Wednesday, November 6, 2013

Brahma-WHAT-ya


Sometimes I feel like yoga is a foreign language. Oh wait. It is. Yoga dates back to about 4500 years ago, when Sanskrit was the language of choice in the part of the world where yoga began. Sanskrit is now what they call a “dead” language, because we don’t actually speak it. Such has been the fate of Latin, as well.  But au contraire, mon frère (French is derived from Latin!), I believe that Sanskrit is alive and kicking in the 21st century.

Recently, a yoga clothing store had the word “Brahmacharya” emblazoned on the front of its cute little shopping bags. Although there is a clever explanation on the side of the bag, I can’t help but wonder how many people never make it there because they get stuck on the word itself. There are so many yoga terms that make me feel like, “Man, I can’t pronounce it, let alone get to the place where I can understand it.”  Well, I think if we can “push past our edge,” as I say to my students in class, we can start to understand how this tongue-twister of a word applies to our lives.

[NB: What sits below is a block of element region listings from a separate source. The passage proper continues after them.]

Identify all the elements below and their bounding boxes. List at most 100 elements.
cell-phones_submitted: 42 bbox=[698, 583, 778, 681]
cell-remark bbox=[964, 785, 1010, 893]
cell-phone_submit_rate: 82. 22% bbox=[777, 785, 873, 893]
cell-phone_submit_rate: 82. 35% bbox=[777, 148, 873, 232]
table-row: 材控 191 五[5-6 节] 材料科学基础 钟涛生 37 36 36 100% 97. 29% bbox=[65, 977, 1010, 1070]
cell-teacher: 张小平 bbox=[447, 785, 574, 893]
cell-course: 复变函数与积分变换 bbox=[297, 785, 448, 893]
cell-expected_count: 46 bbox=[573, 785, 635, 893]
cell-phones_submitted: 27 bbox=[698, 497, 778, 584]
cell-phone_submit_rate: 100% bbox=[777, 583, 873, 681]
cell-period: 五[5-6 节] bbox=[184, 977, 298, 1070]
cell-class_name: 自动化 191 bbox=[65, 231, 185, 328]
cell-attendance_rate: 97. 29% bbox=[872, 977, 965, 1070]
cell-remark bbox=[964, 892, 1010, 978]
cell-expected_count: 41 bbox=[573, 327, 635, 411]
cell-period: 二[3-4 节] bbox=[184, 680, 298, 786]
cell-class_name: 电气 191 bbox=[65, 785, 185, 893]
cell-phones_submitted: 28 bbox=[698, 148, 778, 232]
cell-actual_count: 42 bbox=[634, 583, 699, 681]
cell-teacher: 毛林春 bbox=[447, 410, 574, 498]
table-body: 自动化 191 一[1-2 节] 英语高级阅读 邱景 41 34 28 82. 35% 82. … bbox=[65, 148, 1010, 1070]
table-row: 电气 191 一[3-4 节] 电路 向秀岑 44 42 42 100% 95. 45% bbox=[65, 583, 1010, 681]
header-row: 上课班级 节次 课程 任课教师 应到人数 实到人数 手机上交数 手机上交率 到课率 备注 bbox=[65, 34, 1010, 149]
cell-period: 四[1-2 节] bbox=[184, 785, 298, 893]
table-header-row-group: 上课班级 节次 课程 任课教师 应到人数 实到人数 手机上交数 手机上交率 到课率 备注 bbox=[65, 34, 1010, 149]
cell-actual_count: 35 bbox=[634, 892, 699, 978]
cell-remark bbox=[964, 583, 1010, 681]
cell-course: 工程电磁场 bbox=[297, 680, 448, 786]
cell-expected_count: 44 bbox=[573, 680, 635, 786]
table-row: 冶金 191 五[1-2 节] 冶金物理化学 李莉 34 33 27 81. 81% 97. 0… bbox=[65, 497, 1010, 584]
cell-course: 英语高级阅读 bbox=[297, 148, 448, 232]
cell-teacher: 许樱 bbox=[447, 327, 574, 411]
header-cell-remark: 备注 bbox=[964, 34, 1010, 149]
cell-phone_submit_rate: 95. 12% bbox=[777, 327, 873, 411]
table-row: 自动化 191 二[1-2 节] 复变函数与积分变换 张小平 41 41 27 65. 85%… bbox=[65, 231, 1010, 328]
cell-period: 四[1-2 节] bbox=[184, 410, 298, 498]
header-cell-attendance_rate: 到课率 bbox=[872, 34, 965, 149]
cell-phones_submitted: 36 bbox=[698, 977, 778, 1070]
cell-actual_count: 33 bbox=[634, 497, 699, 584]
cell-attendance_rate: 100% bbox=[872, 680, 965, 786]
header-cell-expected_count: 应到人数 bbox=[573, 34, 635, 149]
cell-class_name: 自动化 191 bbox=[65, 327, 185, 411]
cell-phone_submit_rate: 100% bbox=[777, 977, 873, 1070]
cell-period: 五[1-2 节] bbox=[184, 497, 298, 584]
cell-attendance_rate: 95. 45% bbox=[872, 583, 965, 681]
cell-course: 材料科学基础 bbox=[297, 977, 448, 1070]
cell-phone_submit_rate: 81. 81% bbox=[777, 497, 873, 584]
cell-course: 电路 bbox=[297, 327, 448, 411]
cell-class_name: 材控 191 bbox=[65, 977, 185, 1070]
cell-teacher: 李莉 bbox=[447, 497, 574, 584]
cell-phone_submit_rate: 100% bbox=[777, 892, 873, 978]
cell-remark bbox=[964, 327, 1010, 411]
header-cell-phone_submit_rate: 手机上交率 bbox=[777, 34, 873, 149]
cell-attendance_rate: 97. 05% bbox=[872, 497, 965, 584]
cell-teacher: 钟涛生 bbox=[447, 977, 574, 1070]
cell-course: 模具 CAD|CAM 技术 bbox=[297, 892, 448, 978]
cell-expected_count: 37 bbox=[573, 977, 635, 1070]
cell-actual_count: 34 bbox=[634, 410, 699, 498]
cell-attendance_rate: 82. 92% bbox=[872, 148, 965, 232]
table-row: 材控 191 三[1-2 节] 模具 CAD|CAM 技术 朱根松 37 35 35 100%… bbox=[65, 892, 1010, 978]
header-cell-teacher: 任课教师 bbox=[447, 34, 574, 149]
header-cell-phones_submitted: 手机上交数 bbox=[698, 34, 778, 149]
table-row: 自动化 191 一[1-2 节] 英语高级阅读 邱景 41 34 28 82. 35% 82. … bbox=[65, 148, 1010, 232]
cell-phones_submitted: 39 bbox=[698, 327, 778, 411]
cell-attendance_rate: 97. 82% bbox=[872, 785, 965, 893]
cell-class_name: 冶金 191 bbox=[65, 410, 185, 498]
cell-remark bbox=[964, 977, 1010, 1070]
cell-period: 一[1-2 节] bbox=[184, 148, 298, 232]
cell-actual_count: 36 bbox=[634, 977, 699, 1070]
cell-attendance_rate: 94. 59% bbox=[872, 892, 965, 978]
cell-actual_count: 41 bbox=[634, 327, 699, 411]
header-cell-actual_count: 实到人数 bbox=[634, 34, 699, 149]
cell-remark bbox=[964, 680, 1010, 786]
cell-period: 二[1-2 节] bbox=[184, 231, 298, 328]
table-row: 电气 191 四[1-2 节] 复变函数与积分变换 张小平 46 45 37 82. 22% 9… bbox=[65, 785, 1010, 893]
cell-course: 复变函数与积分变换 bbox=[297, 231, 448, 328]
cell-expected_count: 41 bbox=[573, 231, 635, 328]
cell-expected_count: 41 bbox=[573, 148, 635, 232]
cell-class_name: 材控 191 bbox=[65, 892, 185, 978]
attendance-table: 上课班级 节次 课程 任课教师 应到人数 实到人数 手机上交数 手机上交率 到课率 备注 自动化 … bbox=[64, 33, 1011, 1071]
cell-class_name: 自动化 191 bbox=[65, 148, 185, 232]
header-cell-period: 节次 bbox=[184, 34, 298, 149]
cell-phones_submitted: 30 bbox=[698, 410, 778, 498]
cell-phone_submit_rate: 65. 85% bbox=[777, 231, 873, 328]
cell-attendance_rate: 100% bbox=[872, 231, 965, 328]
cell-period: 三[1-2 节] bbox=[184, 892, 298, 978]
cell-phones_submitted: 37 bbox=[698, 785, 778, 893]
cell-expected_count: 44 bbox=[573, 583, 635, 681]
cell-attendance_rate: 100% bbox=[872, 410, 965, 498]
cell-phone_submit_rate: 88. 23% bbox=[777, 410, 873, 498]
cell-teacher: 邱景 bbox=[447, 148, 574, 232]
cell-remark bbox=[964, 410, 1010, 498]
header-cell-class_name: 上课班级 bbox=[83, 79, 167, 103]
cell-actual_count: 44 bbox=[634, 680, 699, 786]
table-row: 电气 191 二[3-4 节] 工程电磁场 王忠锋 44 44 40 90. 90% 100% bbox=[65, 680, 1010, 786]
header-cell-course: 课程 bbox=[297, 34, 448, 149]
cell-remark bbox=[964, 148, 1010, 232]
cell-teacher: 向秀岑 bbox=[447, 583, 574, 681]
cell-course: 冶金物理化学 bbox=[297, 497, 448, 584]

Brahmacharya = nonexcess. Here’s a prime example of how NOT to do this:

My husband has nicknamed me the “chocolate monster.” If this delicious treat enters our house, in any form, it’s gone in one day. He doesn’t get any. I try to tell him the dog ate it or “the early bird catches the worm,” but he doesn’t buy any of that nonsense. I know eating an entire pint of chocolate chocolate chip ice cream is not the best choice, but I can’t resist. Of course, I don’t feel too well after, and wonder why I did it. How about I just slowly savor a small bowl, and have my body be satisfied? In going beyond that point, eating and its effects are no longer enjoyable.   

But nonexcess does not just relate to sweets. We can overdo life as well. In America we tend to “go big or go home.” I think, in our culture, excess makes us feel safe and important. We drive big cars to protect us on the road, work long hours to feel productive (thank you, smartphone, for making the workday 24 hours!), juggle so many people to feel like we are somebody to someone, and race from place to place to feel busy. In the end, we just end up running ourselves into the ground, and sometimes, we can’t even stop at THAT point. The more we have and do, the more secure we feel. Excess fills an emotional need for us. We have to be everything to everyone. I fall into this trap, time and time again.

I guess the whole point of Brahmacharya, for me, is to work on just being ok with saying “when.” It’s hard to do that, but excess never works for me. I drive myself crazy trying to keep up, and I end up not being able to do it all anyway.

I am working on it………thank you yoga. Namaste.